Alles spiegelt sich geschmeidig in allem, in seinen, in unseren Pupillen tanzen die Bilder, Sehnsüchte – nach Wildnis, nach Weite, nach Freiheit. Auch den Traum nach einem kraftvollen Tanz mit den Gräsern der Savanne und nach Selbstbefreiung erinnern wir kurz.

Nur man hat uns im Käfig gebrochen, nichts ist geblieben von jenem großen Willen, der uns bewegte, nichts als ein müder Gang „in allerkleinstem Kreise“. Schlimmer geht es nimmer.

Aber da ist noch dieses Herz, dieses pulsierende Herz, das seine Majestät raubtierisch in Bewegung hält. Nur im Prinzip hat es bereits aufgegeben, doch es bleibt auch so sprungbereit, weil sich der Panther auch in unserem Kopfe bewegt, wo wir Freiheit für das Tier, dem ein „Ich“ zugeschrieben wird, imaginieren und sie auch für uns selbst reklamieren. Bei der leisesten Chance auf Entkommen, kann die alte Raubtierkraft jeden Augenblick mit brachialer Gewalt explodieren. Dann wird das Tier in sich und in uns wach, stürzt nach hölderlin‘schem Apell aus der Haft … ins Offene!

Den Panther traf ich nicht im „Jardin de Plantes“ in Paris, sondern Anfang der 70er Jahre in Siebenbürgen, Rumänien, genauer in Hermannstadt, wo ich das pädagogische Lyzeum besuchte. Jedoch auch nicht im Tiergarten, sondern im Deutsch-Lesebuch für Gymnasien. In einem ganz besonderen Moment. 

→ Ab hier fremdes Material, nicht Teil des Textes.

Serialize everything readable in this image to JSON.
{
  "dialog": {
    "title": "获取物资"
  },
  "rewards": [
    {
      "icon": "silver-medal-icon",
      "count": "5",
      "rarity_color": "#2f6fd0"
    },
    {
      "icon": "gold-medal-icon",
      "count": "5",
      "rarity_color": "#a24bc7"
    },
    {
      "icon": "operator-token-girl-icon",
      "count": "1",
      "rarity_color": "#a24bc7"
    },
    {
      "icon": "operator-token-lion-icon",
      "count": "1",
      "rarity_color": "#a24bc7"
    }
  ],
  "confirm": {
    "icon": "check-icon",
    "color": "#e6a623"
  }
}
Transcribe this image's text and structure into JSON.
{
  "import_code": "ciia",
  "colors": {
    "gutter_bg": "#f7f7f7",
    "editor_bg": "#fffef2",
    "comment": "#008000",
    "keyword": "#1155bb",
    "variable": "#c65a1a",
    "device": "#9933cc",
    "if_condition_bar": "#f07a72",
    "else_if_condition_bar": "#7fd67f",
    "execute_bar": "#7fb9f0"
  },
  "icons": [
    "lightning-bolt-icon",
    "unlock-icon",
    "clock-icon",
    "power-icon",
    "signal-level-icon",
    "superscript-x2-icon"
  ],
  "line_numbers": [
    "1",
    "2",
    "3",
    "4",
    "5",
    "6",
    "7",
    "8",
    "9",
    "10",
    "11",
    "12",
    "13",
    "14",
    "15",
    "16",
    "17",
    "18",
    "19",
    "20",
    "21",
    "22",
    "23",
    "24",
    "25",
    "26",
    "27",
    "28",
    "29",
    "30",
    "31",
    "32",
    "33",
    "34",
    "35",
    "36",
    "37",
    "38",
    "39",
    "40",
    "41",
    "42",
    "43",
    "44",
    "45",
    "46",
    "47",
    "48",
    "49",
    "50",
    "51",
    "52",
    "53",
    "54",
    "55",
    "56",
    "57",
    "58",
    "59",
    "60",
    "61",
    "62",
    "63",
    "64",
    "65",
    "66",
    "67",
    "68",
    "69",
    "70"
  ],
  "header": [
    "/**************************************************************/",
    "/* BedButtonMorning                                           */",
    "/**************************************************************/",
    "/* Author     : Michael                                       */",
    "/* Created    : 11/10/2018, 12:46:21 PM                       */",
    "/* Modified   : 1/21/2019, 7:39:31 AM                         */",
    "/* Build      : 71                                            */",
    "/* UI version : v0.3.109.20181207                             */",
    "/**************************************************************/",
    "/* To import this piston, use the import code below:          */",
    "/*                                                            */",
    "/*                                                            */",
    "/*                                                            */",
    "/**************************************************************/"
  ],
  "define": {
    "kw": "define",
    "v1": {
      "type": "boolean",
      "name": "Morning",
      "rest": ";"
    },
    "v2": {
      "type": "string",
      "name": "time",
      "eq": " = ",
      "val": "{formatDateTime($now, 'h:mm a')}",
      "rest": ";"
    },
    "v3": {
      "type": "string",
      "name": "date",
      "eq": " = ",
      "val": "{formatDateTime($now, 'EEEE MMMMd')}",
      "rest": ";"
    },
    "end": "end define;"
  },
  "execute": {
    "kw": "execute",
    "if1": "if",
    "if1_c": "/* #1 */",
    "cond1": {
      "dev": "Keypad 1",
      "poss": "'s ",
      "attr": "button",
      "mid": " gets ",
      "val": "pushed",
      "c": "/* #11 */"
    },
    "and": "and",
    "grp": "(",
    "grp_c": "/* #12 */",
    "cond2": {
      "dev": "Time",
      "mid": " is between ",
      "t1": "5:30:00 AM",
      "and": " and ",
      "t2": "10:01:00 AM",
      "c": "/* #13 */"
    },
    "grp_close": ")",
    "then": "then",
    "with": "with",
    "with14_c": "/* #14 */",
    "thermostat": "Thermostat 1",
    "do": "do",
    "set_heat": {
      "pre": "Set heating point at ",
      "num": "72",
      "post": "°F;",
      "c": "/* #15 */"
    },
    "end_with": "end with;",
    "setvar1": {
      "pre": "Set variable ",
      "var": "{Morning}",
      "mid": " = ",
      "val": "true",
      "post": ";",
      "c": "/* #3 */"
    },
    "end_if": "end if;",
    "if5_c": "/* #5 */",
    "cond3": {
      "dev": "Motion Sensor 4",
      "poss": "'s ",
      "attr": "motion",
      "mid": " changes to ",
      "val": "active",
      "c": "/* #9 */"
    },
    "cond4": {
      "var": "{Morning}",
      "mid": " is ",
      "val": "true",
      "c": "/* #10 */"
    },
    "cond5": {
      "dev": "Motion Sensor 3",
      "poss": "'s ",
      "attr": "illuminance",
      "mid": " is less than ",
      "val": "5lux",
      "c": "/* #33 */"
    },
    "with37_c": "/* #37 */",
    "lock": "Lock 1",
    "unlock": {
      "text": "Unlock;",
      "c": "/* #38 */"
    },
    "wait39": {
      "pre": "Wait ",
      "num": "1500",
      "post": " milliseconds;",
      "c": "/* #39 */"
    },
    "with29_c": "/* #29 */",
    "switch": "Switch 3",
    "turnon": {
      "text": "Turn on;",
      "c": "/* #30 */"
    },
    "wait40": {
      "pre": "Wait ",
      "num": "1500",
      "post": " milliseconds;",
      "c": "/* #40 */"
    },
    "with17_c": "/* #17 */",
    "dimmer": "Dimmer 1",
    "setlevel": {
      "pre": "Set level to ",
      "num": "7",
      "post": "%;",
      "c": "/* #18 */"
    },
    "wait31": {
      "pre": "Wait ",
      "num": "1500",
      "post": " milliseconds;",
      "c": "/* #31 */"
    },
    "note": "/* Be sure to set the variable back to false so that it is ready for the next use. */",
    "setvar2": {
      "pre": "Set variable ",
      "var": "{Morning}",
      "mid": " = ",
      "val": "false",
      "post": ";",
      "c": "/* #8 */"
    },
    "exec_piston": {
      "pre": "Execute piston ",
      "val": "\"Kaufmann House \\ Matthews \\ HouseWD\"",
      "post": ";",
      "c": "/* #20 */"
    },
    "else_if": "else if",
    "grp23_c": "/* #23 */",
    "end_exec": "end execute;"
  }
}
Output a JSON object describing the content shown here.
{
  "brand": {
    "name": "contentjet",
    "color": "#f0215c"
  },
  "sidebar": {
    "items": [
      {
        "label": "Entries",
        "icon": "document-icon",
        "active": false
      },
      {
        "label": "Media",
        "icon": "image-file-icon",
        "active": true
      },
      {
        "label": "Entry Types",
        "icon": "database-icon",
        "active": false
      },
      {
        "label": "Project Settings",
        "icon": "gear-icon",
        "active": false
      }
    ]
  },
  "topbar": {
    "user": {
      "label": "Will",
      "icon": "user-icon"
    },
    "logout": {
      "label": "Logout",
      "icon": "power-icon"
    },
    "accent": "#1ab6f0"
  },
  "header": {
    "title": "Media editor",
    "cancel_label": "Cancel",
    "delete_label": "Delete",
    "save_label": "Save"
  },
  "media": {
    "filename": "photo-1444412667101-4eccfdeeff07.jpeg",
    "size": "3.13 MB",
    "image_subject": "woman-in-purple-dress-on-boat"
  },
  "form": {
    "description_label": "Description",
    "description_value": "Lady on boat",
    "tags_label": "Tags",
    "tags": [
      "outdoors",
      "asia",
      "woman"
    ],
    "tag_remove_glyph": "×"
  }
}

Unsere Deutschlehrerin Ursula Scheiner sah Mutterfreunden entgegen, da öffnete sich eines Tages die Klassentür und herein trat ein etwas schmächtiges Männlein, das uns die deutsche Sprache und Literatur als Ersatzmann vermitteln sollte. Es war Karlfritz Eitel (1886-1982), Schauspieler und ehemaliger Theaterdirektor. Keiner von uns kannte ihn. Herr Eitel fackelte nicht lange, er griff nach dem Lehrerstuhl hinter dem Katheder, zog ihn vor sich, stützte sich auf die Lehne, sog eine Menge Luft in sich so als würde er platzen wollen, um dann mit schierer Urgewalt loszulegen, mit einer kräftigen Stimme, die ihm keiner von uns Testosteronkelchen zugetraut hätte. „Der Panther“, zischte er als würde er uns aus dem Klassenraum blasen wollen, „von Rainer Maria Rilke“. Und dann waren wir 35 Schüler nur noch ein Ohr. Er hielt uns gefangen, gefangen im Jardin de Plantes, in Paris – in jener Stadt, von der wir Unfreie, in einem von Soldaten bewachten mit Stäben umgebenen Land nur träumen konnten, die Stadt an der Seine, in der Paul Celan unterging, einmal zu sehen. Und sei es nach dem Leben.

Aber wie Geschichte so spielt. Eines Tages öffnete ein Wärter die Tür meines Käfigs und zischte bedrohlich: Verschwinde!

Das ließ ich mir nicht dreimal sagen. Mit geschmeidig starken Schritten bewegte ich mich auf den Grenzbahnhof Curtici und den Zug des Exils zu. Ich weiß nicht mehr, wie mein Gang in Wirklichkeit aussah. Ich vermute, erbärmlich. Aber in meinem Herzen brannten Bilder mehr als Sterne, genügend für einen vielteiligen Film. Und die hörten nicht mehr auf, zu sein. Bis heute.